8 years. It has been 8 years since my heart left my chest. 8 years since I looked upon that screen and knew in my gut what the tech didn’t want to tell me. You were gone and I never even knew your name.
Never in a million years did I think I would be pregnant at just 19 years old but I embraced it. I was in love, had always wanted to be a mom, and was up for the challenge. People say I was too young and things happen for the best. While they may be right the pain is not lessened by other people offering ‘comfort’ the only way they know how.
The years go by but the heartache doesn’t lessen. Some seasons of life I think about you more and there are others where you don’t cross my mind for a while. I then feel terrible for not thinking of you. It is a vicious cycle of thinking about you and being sad that you’re not here and being sad because I haven’t thought about you. ‘Tis is motherhood I guess, the mom guilt never dies.
This year though is extra hard. This year I became a mom all over again. To a baby I got to hold for the first time. Part of me dies a little inside when people ask if she is my first. How do you explain to someone that she ‘technically’ isn’t when you’re not here to show them? It is a hard thought to process. It leads to emotions I never thought I would feel.
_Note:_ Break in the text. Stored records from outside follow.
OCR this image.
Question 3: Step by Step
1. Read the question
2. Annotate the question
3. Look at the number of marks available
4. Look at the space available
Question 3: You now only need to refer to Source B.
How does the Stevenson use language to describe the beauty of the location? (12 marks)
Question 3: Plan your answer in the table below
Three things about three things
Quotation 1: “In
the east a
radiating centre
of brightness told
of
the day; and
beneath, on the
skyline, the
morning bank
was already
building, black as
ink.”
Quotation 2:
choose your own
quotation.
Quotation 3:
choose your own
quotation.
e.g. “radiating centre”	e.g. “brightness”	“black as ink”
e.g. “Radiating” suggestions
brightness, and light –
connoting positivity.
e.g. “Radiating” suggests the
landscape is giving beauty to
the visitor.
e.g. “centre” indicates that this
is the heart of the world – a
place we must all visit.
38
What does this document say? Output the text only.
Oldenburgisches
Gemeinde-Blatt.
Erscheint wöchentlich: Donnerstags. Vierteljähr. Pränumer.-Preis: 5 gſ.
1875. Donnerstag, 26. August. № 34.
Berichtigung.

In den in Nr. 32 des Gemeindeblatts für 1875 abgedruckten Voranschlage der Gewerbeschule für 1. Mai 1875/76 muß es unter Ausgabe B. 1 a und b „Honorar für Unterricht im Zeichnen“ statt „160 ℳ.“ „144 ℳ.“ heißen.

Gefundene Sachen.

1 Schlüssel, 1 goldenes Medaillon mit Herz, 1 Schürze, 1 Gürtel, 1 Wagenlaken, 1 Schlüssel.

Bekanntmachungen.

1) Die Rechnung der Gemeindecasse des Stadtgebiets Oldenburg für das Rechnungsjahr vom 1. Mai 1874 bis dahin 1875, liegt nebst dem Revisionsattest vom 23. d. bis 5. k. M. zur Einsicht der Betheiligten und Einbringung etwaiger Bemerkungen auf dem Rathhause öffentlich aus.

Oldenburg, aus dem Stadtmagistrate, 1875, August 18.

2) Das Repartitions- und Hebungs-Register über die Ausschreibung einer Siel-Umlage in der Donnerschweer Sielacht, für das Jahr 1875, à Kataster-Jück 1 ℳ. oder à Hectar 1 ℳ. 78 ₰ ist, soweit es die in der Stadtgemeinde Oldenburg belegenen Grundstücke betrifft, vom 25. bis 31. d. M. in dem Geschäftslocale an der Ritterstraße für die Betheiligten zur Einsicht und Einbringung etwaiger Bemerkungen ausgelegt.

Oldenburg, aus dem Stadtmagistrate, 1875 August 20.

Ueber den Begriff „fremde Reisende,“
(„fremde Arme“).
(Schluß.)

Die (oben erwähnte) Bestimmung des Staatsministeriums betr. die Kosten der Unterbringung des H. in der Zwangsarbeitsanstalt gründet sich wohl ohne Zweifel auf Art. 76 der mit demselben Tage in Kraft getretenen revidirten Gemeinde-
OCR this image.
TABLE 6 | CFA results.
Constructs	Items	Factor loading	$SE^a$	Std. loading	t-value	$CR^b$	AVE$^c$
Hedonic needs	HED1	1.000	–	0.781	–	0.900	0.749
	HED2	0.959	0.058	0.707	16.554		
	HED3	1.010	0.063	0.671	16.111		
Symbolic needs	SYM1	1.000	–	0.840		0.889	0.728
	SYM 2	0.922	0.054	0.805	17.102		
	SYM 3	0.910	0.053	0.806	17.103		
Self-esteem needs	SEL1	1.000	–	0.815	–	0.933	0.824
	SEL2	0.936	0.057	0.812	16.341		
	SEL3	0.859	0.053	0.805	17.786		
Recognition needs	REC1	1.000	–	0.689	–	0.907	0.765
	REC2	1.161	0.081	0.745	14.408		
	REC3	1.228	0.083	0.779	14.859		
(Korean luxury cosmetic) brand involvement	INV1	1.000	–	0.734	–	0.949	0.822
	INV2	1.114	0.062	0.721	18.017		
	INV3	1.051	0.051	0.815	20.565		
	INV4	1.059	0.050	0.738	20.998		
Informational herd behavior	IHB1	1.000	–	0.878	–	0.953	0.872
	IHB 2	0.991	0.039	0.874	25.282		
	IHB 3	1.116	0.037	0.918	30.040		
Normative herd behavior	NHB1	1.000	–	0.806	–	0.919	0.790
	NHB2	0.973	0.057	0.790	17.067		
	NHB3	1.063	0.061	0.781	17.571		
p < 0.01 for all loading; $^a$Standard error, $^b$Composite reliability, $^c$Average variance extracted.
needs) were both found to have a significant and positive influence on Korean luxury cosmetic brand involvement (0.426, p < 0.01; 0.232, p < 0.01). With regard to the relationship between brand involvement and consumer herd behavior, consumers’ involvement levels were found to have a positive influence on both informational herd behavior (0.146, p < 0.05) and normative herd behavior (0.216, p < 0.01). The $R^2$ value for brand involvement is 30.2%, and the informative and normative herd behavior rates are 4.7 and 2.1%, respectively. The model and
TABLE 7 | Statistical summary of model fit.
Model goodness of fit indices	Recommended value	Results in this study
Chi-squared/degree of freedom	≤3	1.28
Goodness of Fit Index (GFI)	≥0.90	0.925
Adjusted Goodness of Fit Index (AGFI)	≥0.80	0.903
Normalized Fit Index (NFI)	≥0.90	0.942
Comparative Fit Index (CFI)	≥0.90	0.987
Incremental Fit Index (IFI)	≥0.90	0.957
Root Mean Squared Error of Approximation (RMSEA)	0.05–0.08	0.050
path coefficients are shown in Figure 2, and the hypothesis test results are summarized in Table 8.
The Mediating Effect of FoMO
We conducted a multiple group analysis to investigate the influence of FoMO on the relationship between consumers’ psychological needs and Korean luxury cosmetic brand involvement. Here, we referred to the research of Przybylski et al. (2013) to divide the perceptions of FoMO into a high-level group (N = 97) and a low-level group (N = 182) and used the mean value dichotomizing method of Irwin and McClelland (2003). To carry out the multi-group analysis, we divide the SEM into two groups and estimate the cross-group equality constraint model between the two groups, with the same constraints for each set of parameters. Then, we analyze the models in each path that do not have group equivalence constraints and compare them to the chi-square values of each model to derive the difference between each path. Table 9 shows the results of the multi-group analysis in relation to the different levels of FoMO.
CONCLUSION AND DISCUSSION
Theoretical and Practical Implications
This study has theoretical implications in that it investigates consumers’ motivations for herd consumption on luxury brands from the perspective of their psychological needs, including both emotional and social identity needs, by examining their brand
This time of year also brings an extra ache in my heart for you when I see other kids your age going off to school. You would be 7 years old and I would be walking you to your first day of class as a second grader. Sometimes it is hard to comprehend how different life would be.
I am, though, finally allowing myself to talk about you more. To not be afraid what others will think, who they will tell, and what they will wonder. You were real, you were life, and you were loved. That is that.
I don’t expect the coming years will bring me any peace as every year I will have to relive August 18th and the events that unfolded that day. But I do revel in the fact that by the grace of God I will see you again. I will hold you like a mother is supposed to, I will kiss you like I should, I will rejoice knowing we will forever be together.
For now I will remember the weeks we had and know that you are in the greatest hands. Waiting to greet me again, but this time I won’t ever have to leave wondering why I never even knew your name.